SAML logout implicitly invalidate the associated refresh token

[albertzaharovits]

Currently, for the SAML logout action, the access_token is required and it is then invalidated. The associated refresh_token is an optional parameter. If present, it will be invalidated as well.

I propose we implicitly invalidate the associated refresh_token and remove this parameter. I believe the simple case of not invalidating the refresh_token during logout is trappy.
WDYT? @jkakavas @tvernum

[elasticmachine]

Pinging @elastic/es-security

[jkakavas]

Adding the link to a similar discussion we recently had for more context: #38475 (review)

I'll add some other questions that we can handle in the same effort ( we can very well decide them to be out of scope) :

• Should we implicitly invalidate the associated access token when the refresh token is invalidated ?
• Should we implicitly invalidate the associated refresh token when the access token is invalidated ?
• Should realm logout be a special case for the above ?

My view is

• Should we implicitly invalidate the associated access token when the refresh token is invalidated ?

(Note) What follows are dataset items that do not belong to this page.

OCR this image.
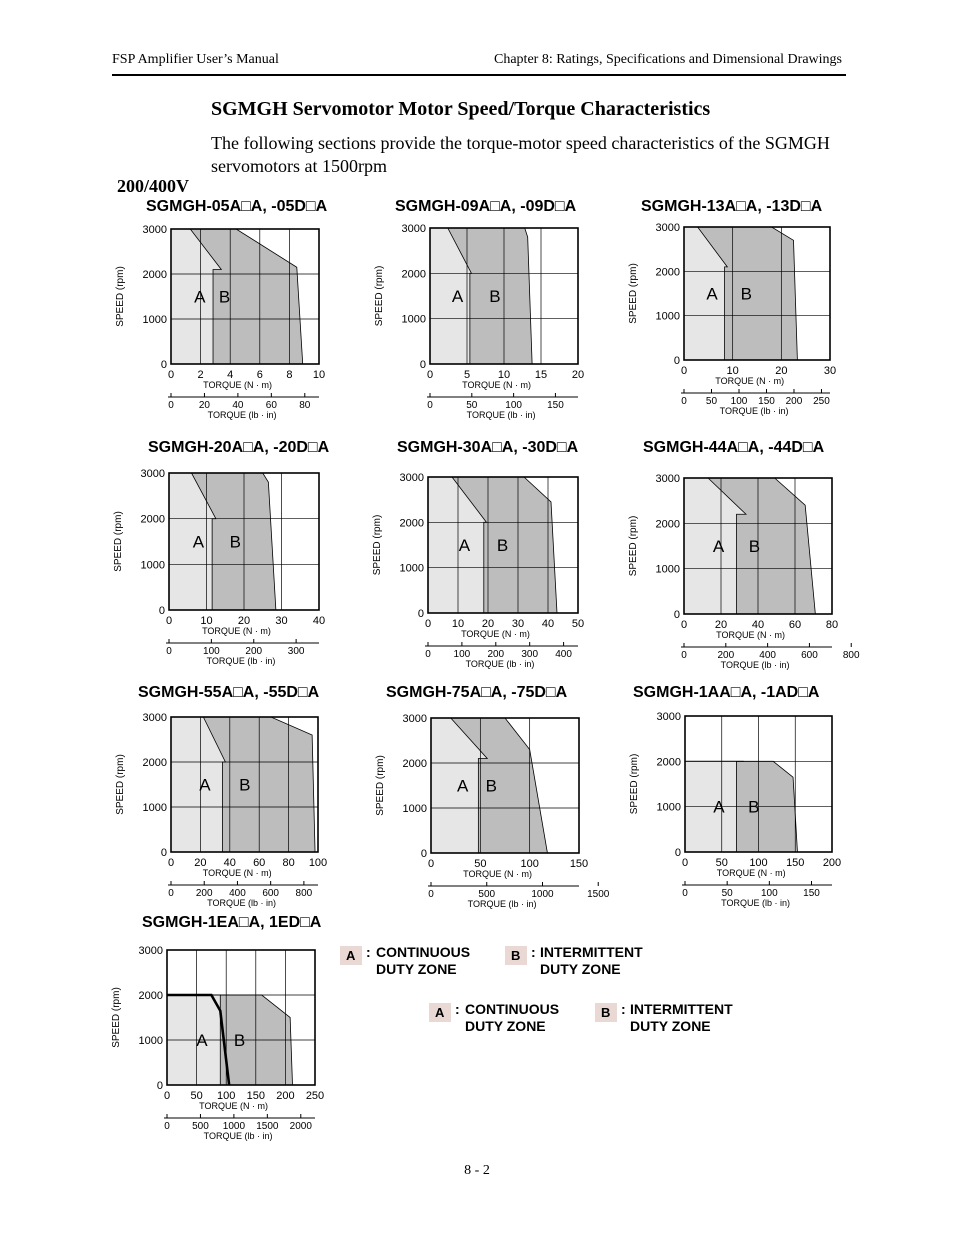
FSP Amplifier User’s Manual	Chapter 8: Ratings, Specifications and Dimensional Drawings
SGMGH Servomotor Motor Speed/Torque Characteristics
The following sections provide the torque-motor speed characteristics of the SGMGH servomotors at 1500rpm
200/400V
SGMGH-05A□A, -05D□A
0
1000
2000
3000
SPEED (rpm)
0 2 4 6 8 10
TORQUE (N · m)
0	20 40 60 80
TORQUE (lb · in)
A B
SGMGH-09A□A, -09D□A
0
1000
2000
3000
SPEED (rpm)
0	5	10 15 20
TORQUE (N · m)
0	50	100	150
TORQUE (lb · in)
A B
SGMGH-13A□A, -13D□A
0
1000
2000
3000
SPEED (rpm)
0	10	20	30
TORQUE (N · m)
0 50 100 150 200 250
TORQUE (lb · in)
A B
SGMGH-20A□A, -20D□A
0
1000
2000
3000
SPEED (rpm)
0	10 20 30 40
TORQUE (N · m)
0	100	200	300
TORQUE (lb · in)
A B
SGMGH-30A□A, -30D□A
0
1000
2000
3000
SPEED (rpm)
0 10 20 30 40 50
TORQUE (N · m)
0 100 200 300 400
TORQUE (lb · in)
A B
SGMGH-44A□A, -44D□A
0
1000
2000
3000
SPEED (rpm)
0	20 40 60 80
TORQUE (N · m)
0	200	400	600	800
TORQUE (lb · in)
A B
SGMGH-55A□A, -55D□A
0
1000
2000
3000
SPEED (rpm)
0 20 40 60 80 100
TORQUE (N · m)
0 200 400 600 800
TORQUE (lb · in)
A B
SGMGH-75A□A, -75D□A
0
1000
2000
3000
SPEED (rpm)
0	50	100	150
TORQUE (N · m)
0	500	1000	1500
TORQUE (lb · in)
A B
SGMGH-1AA□A, -1AD□A
0
1000
2000
3000
SPEED (rpm)
0	50 100 150 200
TORQUE (N · m)
0	50	100	150
TORQUE (lb · in)
A B
SGMGH-1EA□A, 1ED□A
0
1000
2000
3000
SPEED (rpm)
0 50 100 150 200 250
TORQUE (N · m)
0 500 1000 1500 2000
TORQUE (lb · in)
A B
A : CONTINUOUS
DUTY ZONE
B : INTERMITTENT
DUTY ZONE
A : CONTINUOUS
DUTY ZONE
B : INTERMITTENT
DUTY ZONE
8 - 2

Yes, let's follow the RFC in that. I'd prefer to do this by adding a parameter in the REST API with a default value to true, than handling it internally with no escape hatch.

• Should we implicitly invalidate the associated refresh token when the access token is invalidated ?

I'm less inclined to do this (MAY in the RFC). This is also connected to how I feel about

• Should realm logout be a special case for the above ?

Regardless of what we do above, I think that having an invalidateTokens() that is not necessarily exposed in the Token API but can be called by realms logout is a very good idea.

One final comment regarding the RFC, is that as it is also stated in the RFC itself, the revocation procedure should satisfy the functionality needs, the security policy and the threat model of the system and the specifics of implementation, so we can take its SHOULDs with a grain of MAY.

[tvernum]

I propose we implicitly invalidate the associated refresh_token and remove this parameter.

I agree. When I wrote the API before Kibana was ready to use it, I didn't want to say You have to have a refresh_token to call this, because that could make it impossible to call the API in some circumstances.
But always invalidating the associated refresh token makes sense.